活断層への対処 正しく畏れ、被害を最小に毎日新聞,2012年7月6日(投稿)
「臭いものに蓋」という発想は防災にとってマイナスである。東日本大震災は決して未知の地震ではなく、起こりえるという警鐘は鳴らされていたのに、政府や東電は経済効率を優先させて想定から外した。その結果、深刻な国難を招いた。
科学者は災害発生の嗅覚を磨き、警告する自信と使命感を持たなくてはならない。が、実際は研究至上主義や社会の流れに迎合する事なかれ主義に陥りやすい。こうした構造を改めなければ、真の「安全安心」社会は構築できない。
活断層は「臭いもの」の代表だ。多くの原発やその関連施設は、若狭湾や下北半島などの活断層集中地帯に立地させてしまったため深刻な問題を抱える。

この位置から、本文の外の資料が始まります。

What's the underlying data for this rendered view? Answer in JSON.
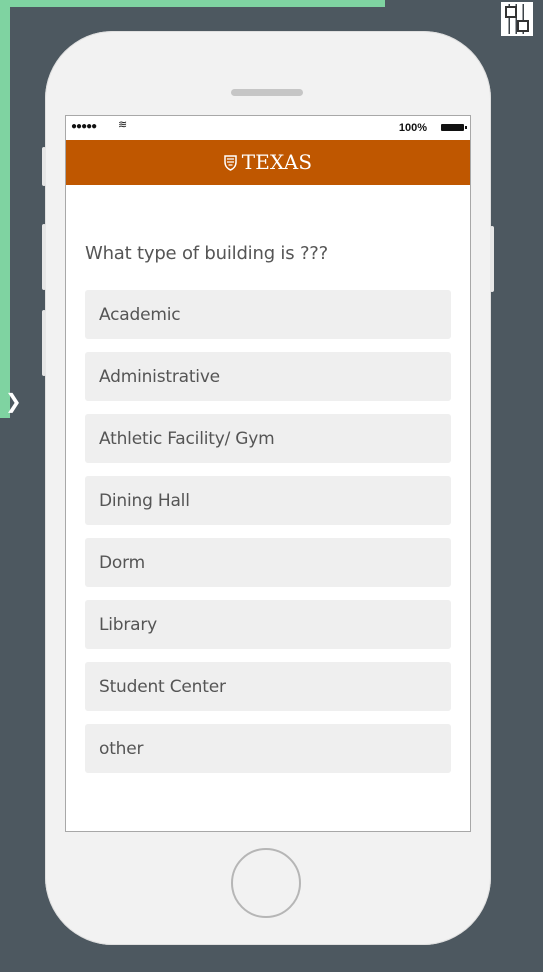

敦賀原発のように、敷地内を活断層が通過し、派生する断層が原子炉直下に延びることすらある。学界ではずっと前から指摘されてきたが、電力会社と政府は否定し続け、原子炉の増設を繰り返し、最近になってやっと認めざるを得なくなった。
街だって危ない。95年の阪神・淡路大震災では、都市直下の活断層(六甲断層)が地震を起こし、6000人以上が死亡した。その約15年前は、研究者は六甲断層は「要注意断層」と指摘していたが、市民に知らされることはなかった。神戸市の防災計画においても震度5まで考慮すれば十分とされていた。大阪も京都も名古屋も、そもそも活断層の活動によって作られた平野に位置していて、いずれは活断層地震に見舞われる。次の南海トラフ地震の直前・直後に内陸の活断層も動きやすくなるという警告もある。

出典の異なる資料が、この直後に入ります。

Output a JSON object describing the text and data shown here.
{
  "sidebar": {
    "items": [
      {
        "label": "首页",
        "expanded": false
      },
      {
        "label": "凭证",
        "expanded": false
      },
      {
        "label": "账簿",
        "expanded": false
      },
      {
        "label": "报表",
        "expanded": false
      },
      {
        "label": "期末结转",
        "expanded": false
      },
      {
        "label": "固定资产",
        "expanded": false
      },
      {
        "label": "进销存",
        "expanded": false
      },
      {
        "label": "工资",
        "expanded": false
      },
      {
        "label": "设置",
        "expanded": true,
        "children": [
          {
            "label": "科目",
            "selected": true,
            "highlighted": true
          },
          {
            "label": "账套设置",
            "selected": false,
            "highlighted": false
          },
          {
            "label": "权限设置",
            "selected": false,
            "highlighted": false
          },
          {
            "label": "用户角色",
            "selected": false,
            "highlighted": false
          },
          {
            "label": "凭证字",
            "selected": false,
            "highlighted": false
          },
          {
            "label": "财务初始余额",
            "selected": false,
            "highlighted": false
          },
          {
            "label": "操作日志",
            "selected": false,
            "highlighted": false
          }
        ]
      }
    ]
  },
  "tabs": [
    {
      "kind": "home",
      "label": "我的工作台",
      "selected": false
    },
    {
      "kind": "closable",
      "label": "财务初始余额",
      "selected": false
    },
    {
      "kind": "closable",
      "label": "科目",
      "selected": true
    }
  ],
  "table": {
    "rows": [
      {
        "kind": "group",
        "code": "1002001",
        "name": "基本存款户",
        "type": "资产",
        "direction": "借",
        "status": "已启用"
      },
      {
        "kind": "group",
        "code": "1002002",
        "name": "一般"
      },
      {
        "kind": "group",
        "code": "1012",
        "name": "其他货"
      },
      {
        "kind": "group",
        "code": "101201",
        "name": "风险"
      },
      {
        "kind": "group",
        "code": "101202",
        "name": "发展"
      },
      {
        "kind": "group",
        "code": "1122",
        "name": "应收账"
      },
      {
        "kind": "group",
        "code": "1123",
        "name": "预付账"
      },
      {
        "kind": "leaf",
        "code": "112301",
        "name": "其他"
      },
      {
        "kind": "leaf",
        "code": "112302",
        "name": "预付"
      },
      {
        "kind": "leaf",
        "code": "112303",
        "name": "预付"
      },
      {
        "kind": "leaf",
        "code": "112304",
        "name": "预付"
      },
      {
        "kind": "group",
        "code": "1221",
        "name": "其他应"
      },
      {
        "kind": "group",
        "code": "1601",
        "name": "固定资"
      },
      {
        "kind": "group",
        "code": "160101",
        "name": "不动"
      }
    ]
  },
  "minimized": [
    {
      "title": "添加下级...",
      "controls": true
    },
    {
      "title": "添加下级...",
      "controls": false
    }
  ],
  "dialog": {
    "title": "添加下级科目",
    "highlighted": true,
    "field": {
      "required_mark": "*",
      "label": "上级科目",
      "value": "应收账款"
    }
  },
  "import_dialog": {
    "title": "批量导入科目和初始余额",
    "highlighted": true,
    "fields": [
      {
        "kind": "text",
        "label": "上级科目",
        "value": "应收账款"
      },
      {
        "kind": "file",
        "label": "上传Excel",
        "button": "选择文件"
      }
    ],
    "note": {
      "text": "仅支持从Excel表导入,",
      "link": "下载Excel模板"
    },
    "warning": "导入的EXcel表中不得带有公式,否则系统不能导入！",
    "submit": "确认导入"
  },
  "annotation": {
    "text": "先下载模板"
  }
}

活断層は日本には2000本近くあり、その近傍200m以内に290万人が住んでいる。まず自分は対象地域内かどうかを知ることが必要で、もしそうなら家を頑丈に造らなくてはならない。断層の真上は地面が切れるためさらに問題が大きく、住まない方が良いことは明らかである。

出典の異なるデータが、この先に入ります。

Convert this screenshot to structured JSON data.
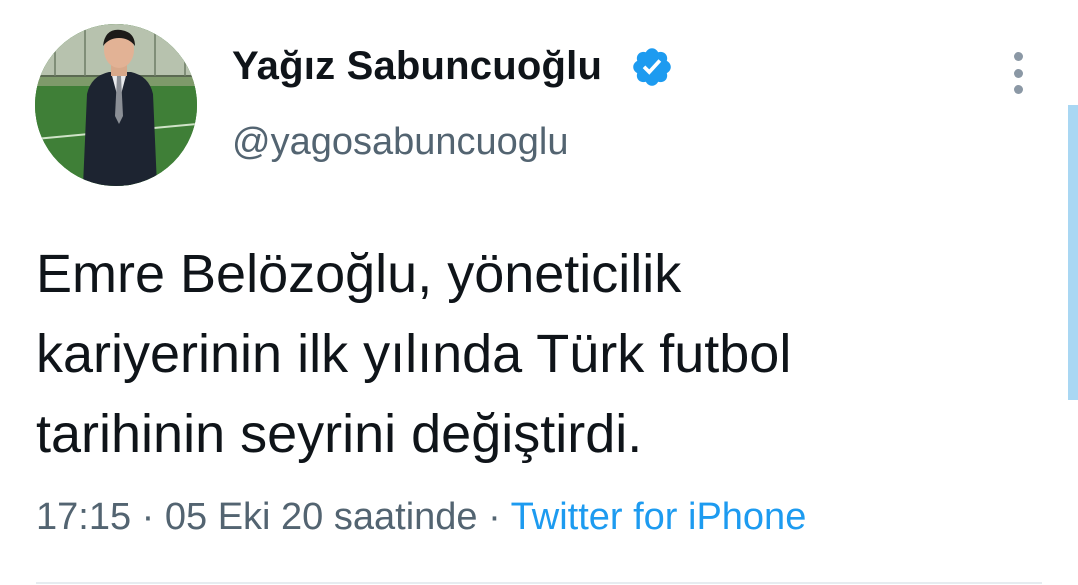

活断層とうまく共存することは日本の宿命でもある。残念ながら被害をゼロにはできないため、何を守るべきか議論する必要がある。原発はもちろんのこと、不特定多数の人が利用する学校や病院などを活断層の直上に置くことは禁止すべきだ。鉄道などの長大な線状構造物は活断層とクロスしてもやむを得ないが、被害を最小限にとどめる工夫が求められる。
活断層は日ごろ、何も悪さをしないし、むしろ平野を作るなどの恩恵ももたらしている。活断層を正しく畏れ、後悔を極力減らす努力が大事ということに尽きる。